Amazon is promoting a children's book which narrates the birth of Jesus Christ as its "#1 Release in Children's Christian Holiday Fiction."
Fiction?
The book, in poetic form, tells the story exactly as it is presented in the gospels.
Why would this be fiction?
And what is Amazon suggesting?
Be informed.
The book, "The First Christmas" by author Thomas D. Williams, is an illustrated children's poem describing the Nativity of Jesus in anapestic tetrameter, the same poetic meter or cadence as Clement Clarke Moore's classic Christmas poem "A Visit from Saint Nicholas"---also known as "The Night Before Christmas."
The book is published by Catholic publisher Sophia Institute Press.
However, unlike "A Visit From Saint Nicholas" which is fictional, "The First Christmas" is not fictional. It tells the story exactly as the gospels tell the story.
Amazon is promoting the book heavily as a work of "Holiday Fiction" that every family should have for the "holidays."
Are they suggesting that the Bible is fictional?

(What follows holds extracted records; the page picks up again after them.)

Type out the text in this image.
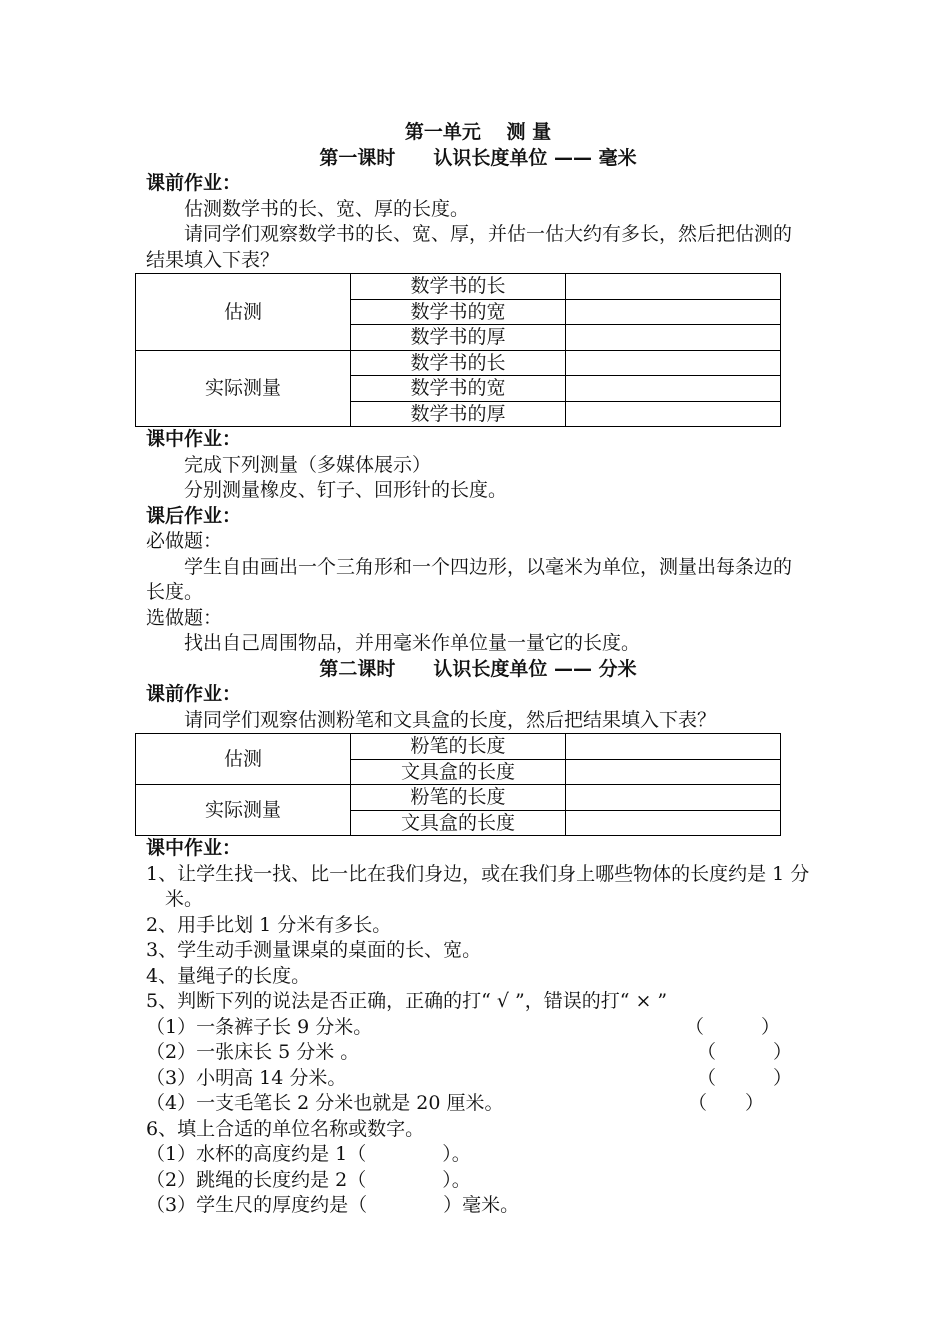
第一单元　 测 量

第一课时　　认识长度单位 —— 毫米

课前作业：

估测数学书的长、宽、厚的长度。

请同学们观察数学书的长、宽、厚，并估一估大约有多长，然后把估测的结果填入下表？

估测	数学书的长	
	数学书的宽	
	数学书的厚	
实际测量	数学书的长	
	数学书的宽	
	数学书的厚	

课中作业：

完成下列测量（多媒体展示）

分别测量橡皮、钉子、回形针的长度。

课后作业：

必做题：

学生自由画出一个三角形和一个四边形，以毫米为单位，测量出每条边的长度。

选做题：

找出自己周围物品，并用毫米作单位量一量它的长度。

第二课时　　认识长度单位 —— 分米

课前作业：

请同学们观察估测粉笔和文具盒的长度，然后把结果填入下表？

估测	粉笔的长度	
	文具盒的长度	
实际测量	粉笔的长度	
	文具盒的长度	

课中作业：

1、让学生找一找、比一比在我们身边，或在我们身上哪些物体的长度约是 1 分米。

2、用手比划 1 分米有多长。

3、学生动手测量课桌的桌面的长、宽。

4、量绳子的长度。

5、判断下列的说法是否正确，正确的打“ √ ”，错误的打“ × ”

（1）一条裤子长 9 分米。	（　　　）
（2）一张床长 5 分米 。	（　　　）
（3）小明高 14 分米。	（　　　）
（4）一支毛笔长 2 分米也就是 20 厘米。	（　　）

6、填上合适的单位名称或数字。

（1）水杯的高度约是 1（　　　　）。

（2）跳绳的长度约是 2（　　　　）。

（3）学生尺的厚度约是（　　　　）毫米。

A Visit from St. Nicholas (fiction)
BY CLEMENT CLARKE MOORE
'Twas the night before Christmas, when all through the house
Not a creature was stirring, not even a mouse;
The stockings were hung by the chimney with care,
In hopes that St. Nicholas soon would be there;
The children were nestled all snug in their beds;
While visions of sugar-plums danced in their heads;
And mamma in her 'kerchief, and I in my cap,
Had just settled our brains for a long winter's nap,
When out on the lawn there arose such a clatter,
I sprang from my bed to see what was the matter.
You know the rest.
By comparison, Williams book (non-fiction) begins with this:
"Long, long ago in a
Land we call holy
Was born a great King
In a manger so lowly.
The King's name was Jesus,
His mother was Mary,
To neighbors and friends
It seemed quite ordinary.
But this birth was different: it had
Been foretold by sages and prophets and
seers of old.
A virgin would bring forth a child
Said Isaiah.
From Egypt the boy would emerge wrote Hosea."
There's more. But the last phrase says this:
"Yet nothing thenceforth
Has e'er been quite the same.
No redemption, no Heaven,
Apart from His name."
Amazon is out of touch.
I know, Jeff Bezos started Amazon in his house in Bellevue using a discarded door for a desk and has built a world monument to retail. He knows how to sell stuff and deliver it the same day.
But his company is out of touch with reality regarding basic spiritual matters. To most of his customers, the story of the birth of Jesus Christ is not "fiction."
St. Nicholas? Yes.
Jesus Christ? No.
I assume he and his executives are paying to much attention to the angry atheists who emerge every Christmas and Easter.
While only 3-11% in America are atheist, their voices are amplified by a complicit press each Christmas and Easter---and every time a coach or athlete prays, or a city council says a prayer, or part of Jesus' manger is over the line on government property--- Or some kid brings a small fir tree onto government property on or about the month of December when the angry atheist voices are heard.
Because of the support they get from the press, it always appears that America is divided on matters having to do with Christmas/Holiday--Truth vs fiction, etc.
Pew Research Center has found:
- 66% of US adults believe that Jesus was miraculously born to the Virgin Mary on Christmas.
- 75% of Americans still believe that the baby Jesus was born in Bethlehem.
- 68% believe that the three Magi from the East brought Jesus gifts of gold, frankincense and myrrh.
- 67% believe the biblical account of the angel appearing to the shepherds.
But that's older people. Right? Not necessarily.
Millennials:
- 55% believe in the virgin birth.
- 54% believe that an angel announced Jesus' birth to the shepherds.
- 57% believe the three magi came bearing gifts.
- 65% believe that baby Jesus was actually laid in a manger.
Additional findings:
- 90% of the US population still celebrates Christmas as a holiday.
- 51% say they will attend a religious service on Christmas Eve of Christmas Day.
Consider this.
Benjamin Franklin was one of the two most popular men in colonial America---George Washington was the other.
Washington was deeply religious. Franklin was not.
But he once published this in his Poor Richard's Almanac:
"How many observe Christ's birthday! How few, His precepts! O! 'tis easier to keep holidays than commandments."
Be Informed. Be Vigilant. Be Faithful. Be Joyful. Be Prayerful.